ThisIsIt wrote:
Slowman wrote:
ThisIsIt wrote:
i would look to access first, genetics second, when asking why black people do well or poorly at a particular activity. if you ask black people - and i've asked a lot of them - why they don't swim in greater numbers, a lot of black people actually think they are predisposed against swimming, genetically. "i sink". there were 3 black people, entirely, on our rio olympic team, in water polo and swimming. all 3 walked with gold medals.
Well something is either true or it's not. There are either genes that confer advantage in certain sports (and perhaps other activities) that are unevenly distributed across populations or there aren't. Just because some people draw bad conclusions from that doesn't make it any less true.
I'm not arguing access doesn't matter, it certainly matters immensely for most sports. But that can matter and so can genetics. I could see how access could explain something like a dearth of African Americans participating in cycling or swimming, I have a harder time seeing how it would explain a lack of whites, etc. participating in sprinting track and field events.

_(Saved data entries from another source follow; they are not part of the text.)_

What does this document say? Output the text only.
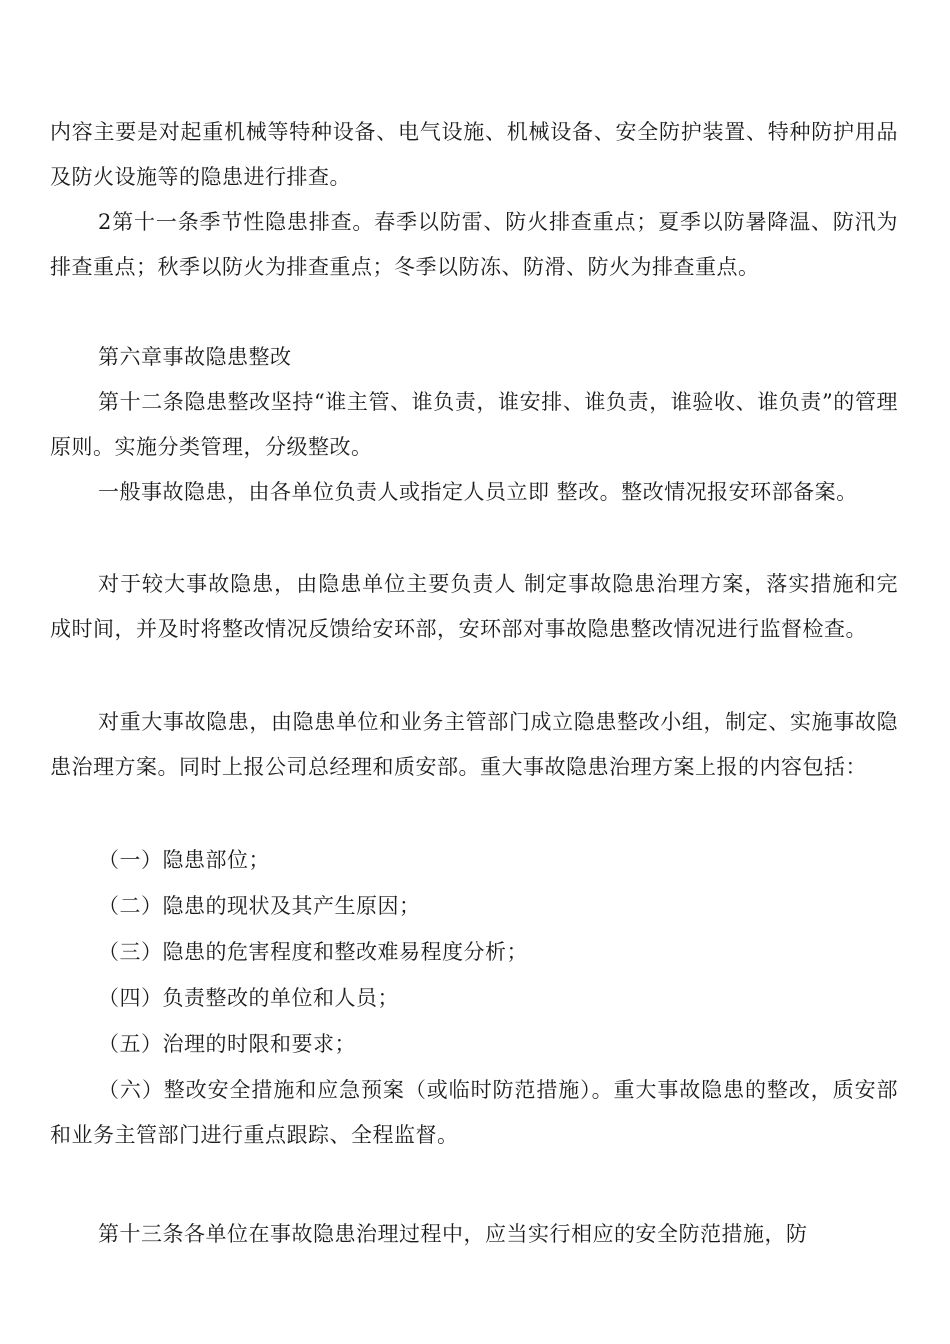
内容主要是对起重机械等特种设备、电气设施、机械设备、安全防护装置、特种防护用品及防火设施等的隐患进行排查。

2第十一条季节性隐患排查。春季以防雷、防火排查重点；夏季以防暑降温、防汛为排查重点；秋季以防火为排查重点；冬季以防冻、防滑、防火为排查重点。

第六章事故隐患整改

第十二条隐患整改坚持“谁主管、谁负责，谁安排、谁负责，谁验收、谁负责”的管理原则。实施分类管理，分级整改。

一般事故隐患，由各单位负责人或指定人员立即 整改。整改情况报安环部备案。

对于较大事故隐患，由隐患单位主要负责人 制定事故隐患治理方案，落实措施和完成时间，并及时将整改情况反馈给安环部，安环部对事故隐患整改情况进行监督检查。

对重大事故隐患，由隐患单位和业务主管部门成立隐患整改小组，制定、实施事故隐患治理方案。同时上报公司总经理和质安部。重大事故隐患治理方案上报的内容包括：

（一）隐患部位；

（二）隐患的现状及其产生原因；

（三）隐患的危害程度和整改难易程度分析；

（四）负责整改的单位和人员；

（五）治理的时限和要求；

（六）整改安全措施和应急预案（或临时防范措施）。重大事故隐患的整改，质安部和业务主管部门进行重点跟踪、全程监督。

第十三条各单位在事故隐患治理过程中，应当实行相应的安全防范措施，防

as the president of our industry association in triathlon, this question of diversity has been an important, almost consuming, one for me. so i've traveled around, meeting with (for example) black leaders in triathlon, and what i come up with is that "we don't swim". it's not genetic. it's cultural. it's historical. that explains the lack of black swimmers. but it's not that black people just do nothing. they do things other than swim. and what i hear is that the promise that attaches to success in a major sport is why black kids flock to football, basketball, baseball in place of swimming. much more so, and more ardently, than white kids. football in the fall, track in the spring.
likewise, distance running is the ticket out for east africans living in the rift valley. but are they actually more genetically predisposed to distance running? or, did it start with abebe bikila and kip keino living at 6000 feet, with the habit of running as a means of conveyance, one thing leading to another, and here we are?
in cases like this, we attach a built-in predisposition to the cluster of activity around a cohort. jews can't be sprinters and ethiopians can't be CEOs, because they're acting against their genetic predisposition? because ethiopians aren't smart, like jews are? see how easy that is? does that exercise usually end well?
matthew boling and simone manual are my exhibits 1 and 2, but the onus is not on me to prove white people can sprint and that black people can swim. wiser to exhaust the access argument before latching onto genetic predisposition.